Calvin and Ilah Mae (Kronebusch) Lettenmaier

Sanborn,
Barnes County

Selling Beer for 10 Cents a Bottle

Both Calvin Lettenmaier and Ilah Mae Kronebusch grew up near Sanborn, during the hard times of the 1930s—he was born in 1927 and her in 1928.

“In the 1930s—’31 or ’32—my dad came home one morning. He’d went into the hardware store to get some parts, and he come home and he said, ‘Bank’s closed. The money is gone.’ The guy got on the train and went west.” Ilah Mae says, “Took the money.”

Calvin says during the probation years, “We made beer at home and sold it on Sunday. Ten cents a quart. I used to wash beer bottles. My dad put the beer in it. I put the cap on. You weren’t supposed to do it, but the people that made whiskey alcohol, they’re the ones that got 90 days in jail. My dad started making alcohol, and Mother said, ‘You better quit, because a couple of neighbors got caught.’”

When Calvin was 20 he took over the family farm, after his dad died in an airplane crash. “I had neighbors come before he was even buried. They wanted to farm it or buy it. One fellow looked over the place, told me I should paint the barn if he was gonna move in.

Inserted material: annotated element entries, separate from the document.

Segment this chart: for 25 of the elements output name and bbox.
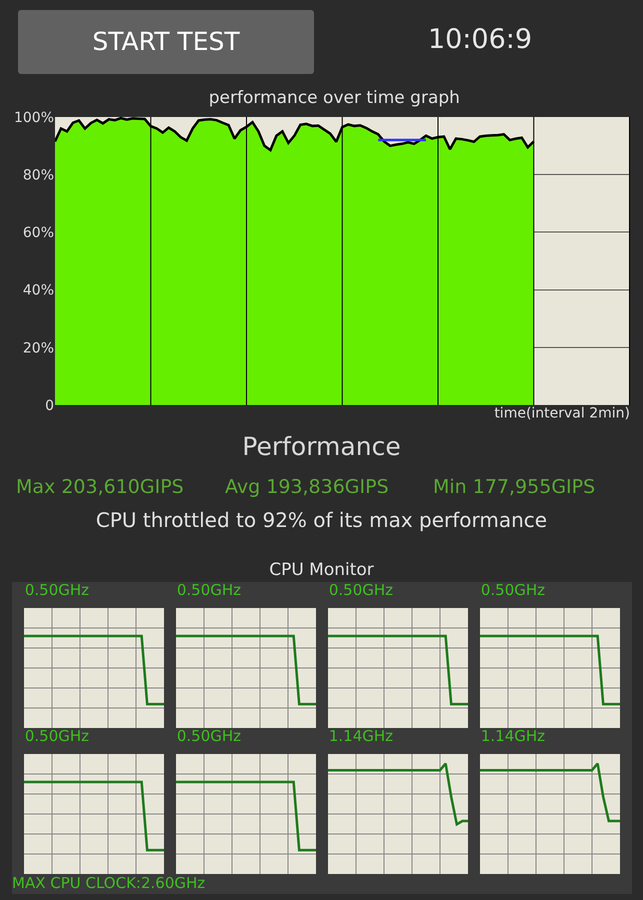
- chart-title: 1.14GHz: [328, 727, 394, 746]
- chart-title: 1.14GHz: [480, 727, 546, 746]
- text: Performance: [241, 432, 402, 461]
- text: 10:06:9: [426, 24, 534, 55]
- chart-title: 0.50GHz: [328, 581, 394, 600]
- chart-title: 0.50GHz: [176, 727, 242, 746]
- y-tick-label: 0: [45, 398, 54, 414]
- y-tick-label: 80%: [22, 168, 54, 184]
- text: Avg 193,836GIPS: [225, 476, 389, 498]
- text: MAX CPU CLOCK:2.60GHz: [12, 874, 206, 892]
- text: START TEST: [18, 10, 314, 74]
- y-tick-label: 100%: [14, 110, 54, 126]
- x-axis-title: time(interval 2min): [494, 405, 630, 422]
- chart-title: 0.50GHz: [24, 727, 90, 746]
- text: CPU throttled to 92% of its max performance: [94, 508, 548, 532]
- text: CPU Monitor: [268, 560, 375, 580]
- chart-title: performance over time graph: [208, 88, 460, 108]
- chart-title: 0.50GHz: [480, 581, 546, 600]
- chart-title: 0.50GHz: [176, 581, 242, 600]
- text: Min 177,955GIPS: [433, 476, 596, 498]
- chart-title: 0.50GHz: [24, 581, 90, 600]
- text: Max 203,610GIPS: [16, 476, 184, 498]
- y-tick-label: 20%: [22, 340, 54, 356]
- y-tick-label: 60%: [22, 225, 54, 242]
- y-tick-label: 40%: [22, 282, 54, 299]
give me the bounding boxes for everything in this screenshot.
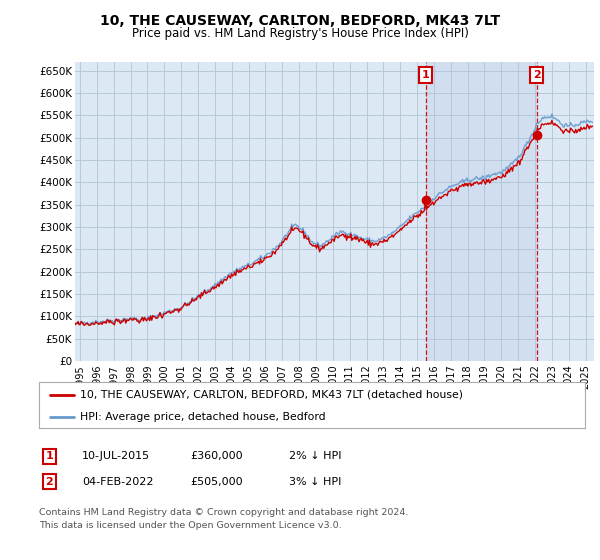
Text: £505,000: £505,000 (190, 477, 243, 487)
Text: 1: 1 (46, 451, 53, 461)
Text: Price paid vs. HM Land Registry's House Price Index (HPI): Price paid vs. HM Land Registry's House … (131, 27, 469, 40)
Text: HPI: Average price, detached house, Bedford: HPI: Average price, detached house, Bedf… (80, 412, 326, 422)
Text: 3% ↓ HPI: 3% ↓ HPI (289, 477, 341, 487)
Text: 04-FEB-2022: 04-FEB-2022 (82, 477, 154, 487)
Text: Contains HM Land Registry data © Crown copyright and database right 2024.
This d: Contains HM Land Registry data © Crown c… (39, 508, 409, 530)
Text: 10, THE CAUSEWAY, CARLTON, BEDFORD, MK43 7LT (detached house): 10, THE CAUSEWAY, CARLTON, BEDFORD, MK43… (80, 390, 463, 400)
Text: 1: 1 (422, 70, 430, 80)
Bar (426, 62, 536, 361)
Text: 2% ↓ HPI: 2% ↓ HPI (289, 451, 342, 461)
Text: 10, THE CAUSEWAY, CARLTON, BEDFORD, MK43 7LT: 10, THE CAUSEWAY, CARLTON, BEDFORD, MK43… (100, 14, 500, 28)
Text: 2: 2 (46, 477, 53, 487)
Text: £360,000: £360,000 (190, 451, 243, 461)
Text: 10-JUL-2015: 10-JUL-2015 (82, 451, 151, 461)
Text: 2: 2 (533, 70, 541, 80)
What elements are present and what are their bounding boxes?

I went in and told my mother, ‘We got some creeps out here that want to start farming.’ She told me, ‘Get rid of them.’”

Ilah Mae studied hair dressing, then returned to Valley City to work as a beauty operator. When she married Calvin in 1948, she gave up her job and moved to the farm. “It was a short career—let’s see, about 18 months. In those years, when you married a farmer…”

Calvin and Ilah Mae raised seven children. She thinks growing up in rural North Dakota gave her children an advantage over town kids. “Just your work ethic, for one thing. If we told them to do something on the farm, they went out and did it. They didn’t stand and pout and argue. They all knew how to work. I never really heard our kids say they were bored. They were either playing or working or eating or sleeping.”